Indonesian pianist Jonathan Kuo makes an impressive debut solo recording with Godowsky’s Java Suite and Stravinsky’s Three Movements from Petrushka. The album, titled Java Dreams, showcases Kuo’s appealingly unflashy style, capturing the contradictions of Godowsky’s work with Lisztian scope and Debussian introspection.
Godowsky’s Java Suite: A Tonal Journey
Leopold Godowsky, the Lithuanian-born US piano virtuoso, wrote the Java Suite in 1925 after a concert tour of south-east Asia. He intended it as the first of a series called Phonoramas – Tonal Journeys for the Pianoforte. The 50-minute travelogue is fantastically demanding, and Kuo handles it with wide, sweeping phrases, reinforcing bass notes while managing complex upper-register activity.

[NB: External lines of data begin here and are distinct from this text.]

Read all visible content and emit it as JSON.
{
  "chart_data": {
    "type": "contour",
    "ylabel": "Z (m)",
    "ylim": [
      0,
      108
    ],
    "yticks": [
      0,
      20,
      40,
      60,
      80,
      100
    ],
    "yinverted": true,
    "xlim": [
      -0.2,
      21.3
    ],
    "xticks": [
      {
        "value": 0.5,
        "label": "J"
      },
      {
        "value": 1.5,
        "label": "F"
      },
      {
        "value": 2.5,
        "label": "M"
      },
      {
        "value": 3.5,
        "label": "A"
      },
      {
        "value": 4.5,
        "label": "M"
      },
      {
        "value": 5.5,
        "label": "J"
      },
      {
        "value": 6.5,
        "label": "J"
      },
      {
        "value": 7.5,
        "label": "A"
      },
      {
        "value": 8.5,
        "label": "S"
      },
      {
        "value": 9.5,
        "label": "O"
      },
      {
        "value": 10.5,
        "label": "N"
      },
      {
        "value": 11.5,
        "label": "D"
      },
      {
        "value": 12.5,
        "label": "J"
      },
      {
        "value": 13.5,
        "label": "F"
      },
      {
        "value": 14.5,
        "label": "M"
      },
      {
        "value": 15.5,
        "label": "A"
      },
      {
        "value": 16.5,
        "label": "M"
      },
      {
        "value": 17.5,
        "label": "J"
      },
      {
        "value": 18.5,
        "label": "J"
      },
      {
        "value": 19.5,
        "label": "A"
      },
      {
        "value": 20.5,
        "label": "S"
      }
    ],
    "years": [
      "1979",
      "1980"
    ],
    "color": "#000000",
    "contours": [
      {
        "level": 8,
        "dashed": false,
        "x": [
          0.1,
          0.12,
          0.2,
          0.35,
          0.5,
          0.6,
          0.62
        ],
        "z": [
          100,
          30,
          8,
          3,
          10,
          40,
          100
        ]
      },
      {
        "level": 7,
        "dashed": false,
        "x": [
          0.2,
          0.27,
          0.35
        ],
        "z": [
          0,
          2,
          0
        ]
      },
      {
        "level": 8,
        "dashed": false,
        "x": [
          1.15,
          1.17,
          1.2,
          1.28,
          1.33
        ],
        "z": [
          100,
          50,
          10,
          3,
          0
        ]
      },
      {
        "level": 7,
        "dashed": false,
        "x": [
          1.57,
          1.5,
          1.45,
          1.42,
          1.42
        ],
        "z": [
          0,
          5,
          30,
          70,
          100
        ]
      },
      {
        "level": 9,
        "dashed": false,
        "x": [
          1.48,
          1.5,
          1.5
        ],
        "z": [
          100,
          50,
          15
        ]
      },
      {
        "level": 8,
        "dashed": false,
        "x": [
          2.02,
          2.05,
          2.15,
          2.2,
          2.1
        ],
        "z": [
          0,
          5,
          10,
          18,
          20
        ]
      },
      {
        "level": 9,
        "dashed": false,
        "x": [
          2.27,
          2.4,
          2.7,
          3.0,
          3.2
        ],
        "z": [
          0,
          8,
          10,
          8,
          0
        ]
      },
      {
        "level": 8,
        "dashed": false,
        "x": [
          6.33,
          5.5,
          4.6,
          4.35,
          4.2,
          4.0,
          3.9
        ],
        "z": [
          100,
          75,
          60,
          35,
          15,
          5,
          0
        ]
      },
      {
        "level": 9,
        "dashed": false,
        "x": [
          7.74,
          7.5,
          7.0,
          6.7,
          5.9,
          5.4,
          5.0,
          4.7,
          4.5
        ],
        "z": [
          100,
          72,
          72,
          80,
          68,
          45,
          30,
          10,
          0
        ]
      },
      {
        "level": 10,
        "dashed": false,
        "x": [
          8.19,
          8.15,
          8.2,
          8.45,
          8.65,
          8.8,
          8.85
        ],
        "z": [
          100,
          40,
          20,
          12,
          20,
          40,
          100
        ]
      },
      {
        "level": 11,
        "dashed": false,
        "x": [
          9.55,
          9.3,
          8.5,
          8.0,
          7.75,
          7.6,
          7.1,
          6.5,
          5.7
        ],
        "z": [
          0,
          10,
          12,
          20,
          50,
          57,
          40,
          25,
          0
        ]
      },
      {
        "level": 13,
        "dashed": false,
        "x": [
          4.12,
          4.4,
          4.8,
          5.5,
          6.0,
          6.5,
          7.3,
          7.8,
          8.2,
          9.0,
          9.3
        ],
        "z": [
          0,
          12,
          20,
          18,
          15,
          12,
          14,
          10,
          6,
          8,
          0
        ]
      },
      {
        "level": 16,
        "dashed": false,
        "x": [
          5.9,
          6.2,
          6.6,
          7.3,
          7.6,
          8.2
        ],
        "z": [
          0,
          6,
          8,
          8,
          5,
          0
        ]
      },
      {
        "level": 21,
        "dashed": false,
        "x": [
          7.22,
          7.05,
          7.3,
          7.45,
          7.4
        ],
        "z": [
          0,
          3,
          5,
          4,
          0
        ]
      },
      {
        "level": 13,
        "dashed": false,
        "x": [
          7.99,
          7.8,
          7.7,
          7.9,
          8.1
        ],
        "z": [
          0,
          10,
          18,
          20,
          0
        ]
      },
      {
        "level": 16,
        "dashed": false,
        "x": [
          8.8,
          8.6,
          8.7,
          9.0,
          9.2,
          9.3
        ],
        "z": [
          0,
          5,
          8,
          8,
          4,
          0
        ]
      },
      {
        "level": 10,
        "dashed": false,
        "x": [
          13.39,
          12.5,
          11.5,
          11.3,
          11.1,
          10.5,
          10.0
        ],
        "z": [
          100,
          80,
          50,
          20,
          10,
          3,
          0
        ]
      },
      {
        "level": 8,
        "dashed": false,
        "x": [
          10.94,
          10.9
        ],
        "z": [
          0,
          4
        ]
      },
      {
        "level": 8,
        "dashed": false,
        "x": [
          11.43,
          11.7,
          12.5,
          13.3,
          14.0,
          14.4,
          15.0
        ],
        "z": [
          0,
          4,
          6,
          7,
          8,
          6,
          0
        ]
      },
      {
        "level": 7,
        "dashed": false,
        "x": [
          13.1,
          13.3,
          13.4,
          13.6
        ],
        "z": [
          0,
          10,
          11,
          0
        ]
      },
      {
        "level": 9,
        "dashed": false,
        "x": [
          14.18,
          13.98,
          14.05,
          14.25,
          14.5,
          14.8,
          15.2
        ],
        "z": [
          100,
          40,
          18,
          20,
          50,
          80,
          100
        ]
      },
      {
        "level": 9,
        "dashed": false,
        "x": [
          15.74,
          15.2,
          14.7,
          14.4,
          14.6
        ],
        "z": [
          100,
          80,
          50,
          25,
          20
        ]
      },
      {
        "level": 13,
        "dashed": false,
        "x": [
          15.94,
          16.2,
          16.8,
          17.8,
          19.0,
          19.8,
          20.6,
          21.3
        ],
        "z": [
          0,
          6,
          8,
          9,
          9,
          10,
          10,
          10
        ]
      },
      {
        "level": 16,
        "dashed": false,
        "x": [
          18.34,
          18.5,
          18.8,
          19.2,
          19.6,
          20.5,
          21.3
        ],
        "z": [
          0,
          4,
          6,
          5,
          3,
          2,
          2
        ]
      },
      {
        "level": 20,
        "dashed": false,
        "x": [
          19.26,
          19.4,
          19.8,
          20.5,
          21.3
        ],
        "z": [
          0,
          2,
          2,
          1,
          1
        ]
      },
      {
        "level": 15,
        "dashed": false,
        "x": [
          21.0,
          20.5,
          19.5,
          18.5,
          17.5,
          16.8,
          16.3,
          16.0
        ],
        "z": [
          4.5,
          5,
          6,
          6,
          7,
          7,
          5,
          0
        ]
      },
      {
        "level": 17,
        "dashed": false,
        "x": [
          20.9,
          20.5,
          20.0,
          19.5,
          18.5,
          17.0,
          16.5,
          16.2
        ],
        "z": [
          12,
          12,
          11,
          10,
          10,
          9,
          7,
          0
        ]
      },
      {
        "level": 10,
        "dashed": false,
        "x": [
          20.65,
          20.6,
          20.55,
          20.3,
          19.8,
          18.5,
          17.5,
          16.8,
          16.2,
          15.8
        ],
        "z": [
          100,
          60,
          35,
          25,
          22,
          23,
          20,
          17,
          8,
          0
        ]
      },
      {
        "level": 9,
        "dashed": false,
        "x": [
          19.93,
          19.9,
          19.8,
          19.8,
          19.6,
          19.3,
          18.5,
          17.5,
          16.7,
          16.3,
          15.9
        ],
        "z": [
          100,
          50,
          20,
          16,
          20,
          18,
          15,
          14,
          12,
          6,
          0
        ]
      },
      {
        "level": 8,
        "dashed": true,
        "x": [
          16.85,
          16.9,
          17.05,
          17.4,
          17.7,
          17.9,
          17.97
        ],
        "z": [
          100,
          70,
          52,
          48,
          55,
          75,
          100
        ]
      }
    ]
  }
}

The first movement is inspired by gamelan sounds and pentatonic harmonies. Subsequent episodes depict a moonlit Buddhist temple, fragrant botanic gardens, chattering monkeys, and an elegant puppet show. A bustling streetscape drives the music irresistibly, and a sunrise over Mount Bromo volcano provides an exuberant emotional peak at the halfway point.
Stravinsky’s Petrushka: Measured but Persuasive
Kuo pairs the Suite with Stravinsky’s Three Movements from Petrushka, arranged for pianist Arthur Rubinstein. Rubinstein was reportedly jealous of Godowsky’s technique. Kuo’s performance feels slightly measured here, missing some rollicking abandon, but only by millimetres. It remains an exuberant and persuasive performance.
According to the review, Kuo is an appealingly unflashy soloist who captures the work’s introspective nature while maintaining Lisztian grandeur. The recording, released on Rubicon Classics, marks a significant debut for the young Indonesian pianist.